Comfort foods burning up stressed Briton budgets
Chocolate, nuts and specialty breads among those predicted to see large future increases

October 14, 2004, as reported by British consumers are spending more on comfort foods a total of £920m (US$1.66bn) in 2003, according to a new report from independent market analyst Datamonitor. It is a trend the analysis firm expect to continue well into the future.

“As the pace of life increases, the role for self-indulgence and treating in consumers’ everyday lives is becoming more important, and self-indulgence is a common way of combating the effects of stress,” said Lawrence Gould, consumer markets analyst at Datamonitor and author of the report.

Datamonitor forecasts that consumers’ expenditure on premium indulgence and comfort foods will increase by 27% to £1.2bn in 2008, and the number of premium treats per person per year from 50 in 2003 to 63 in 2008. For manufacturers, the treating occasion represents an opportunity to capitalize on consumers’ desire for quality over value-for-money by focusing new product development and marketing efforts on the indulgence aspects of products.

Chocolate is at the forefront

Chocolate is for many the ultimate stress buster, accounting for 43% of total spent on premium indulgence. Categories showing the greatest growth are snack nuts, juices and bread. Although the market for premium snack nuts is currently very small with an overall value of only £6.2m in 2003, it is forecast to increase by 40%, to almost £9m in 2008. Juices are the second fastest growing category, with forecast sales of £151m by 2008. Bread has also benefited from this self-indulgence trend as consumers have rediscovered bread produced according to artisan, traditional methods, with higher quality ingredients. Many supermarkets now offer a wide variety of premium breads from in-store bakeries. Sales of premium bread are set to increase by a third, from £190m in 2003 to £252m in 2008.

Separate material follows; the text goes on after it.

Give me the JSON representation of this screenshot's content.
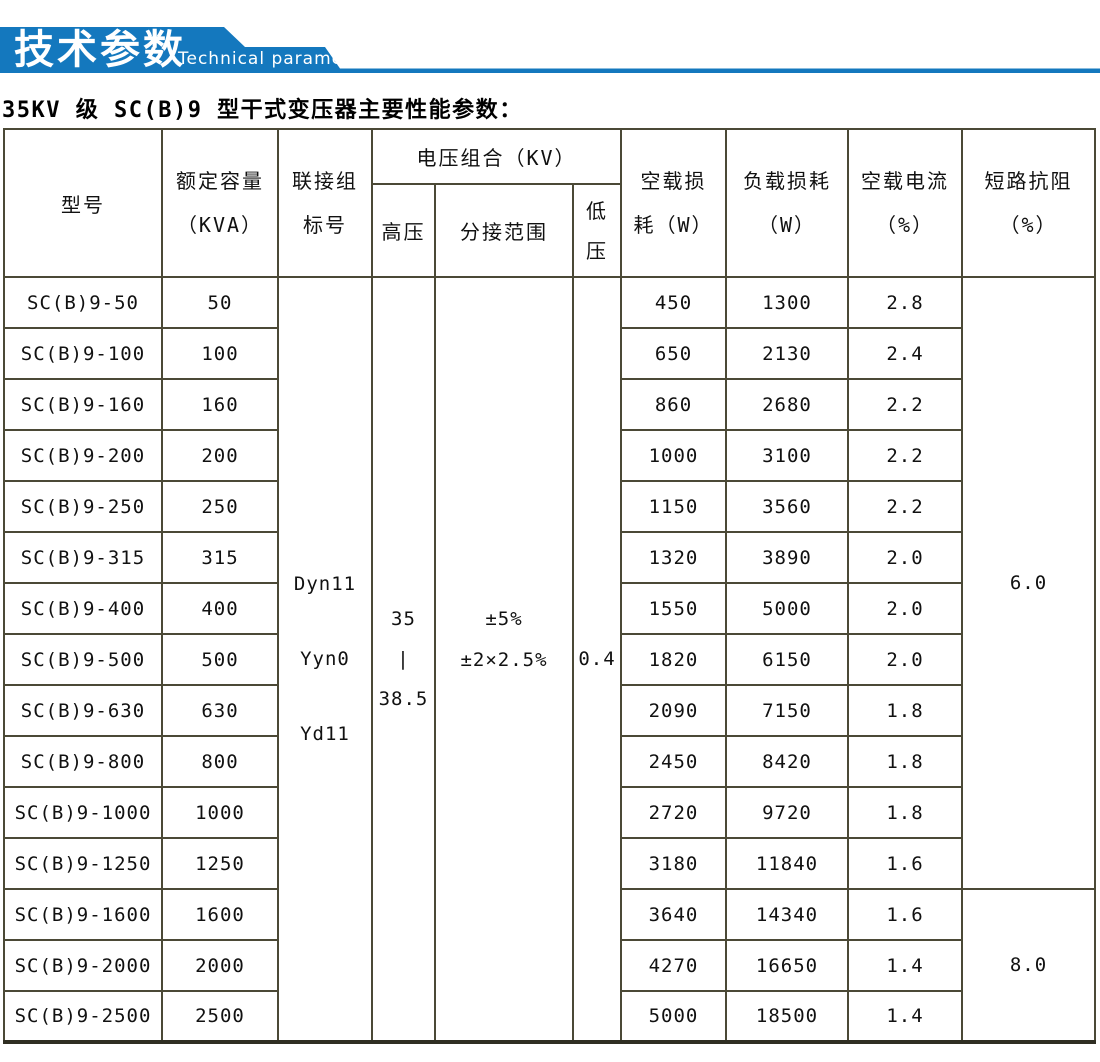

Premium snacking is a small oasis of 'me time'

Stress and the subsequent need to unwind and relax is one of the main drivers behind the increase in self-indulgent food and drink consumption. Self-indulgent treating fulfils a very important psychological function. Indulging in a premium snack is a self-centered activity, a small moment of relaxation, of “me-time”. Although this applies to snacking generally, it is particularly relevant to premium snacks, which have a higher focus on indulgence, taste, and quality.

Manufacturers can take advantage of this by positioning their products as rewards rather than simply as products that provide functional and tangible benefits. This blurring of consumers’ perception of what constitutes a need and what is merely a desire is becoming part of regular consumption behavior, which is a trend likely to endure since people do not generally cut down on necessities. This suggests healthy growth in this sector for the future.

Gratifying the tastebuds takes higher priority

Despite the growing awareness of the health-related pitfalls of indulgent-snacking, consumers are not generally prepared to abandon the pleasure that they derive from treating themselves. Whereas a higher focus on health can inhibit sales of snacks overall, this does not have the same effect on premium treating.

“Premium treats are not necessarily unhealthy and at any rate are not consumed in the same volumes as standard products. They are primarily selected for their indulgent qualities rather than with any health-related concerns in mind,” said Gould. However, health concerns are limiting the growth in treating occasions, although when consumers do indulge they now opt for higher quality, more indulgent products – a “less of the best” attitude.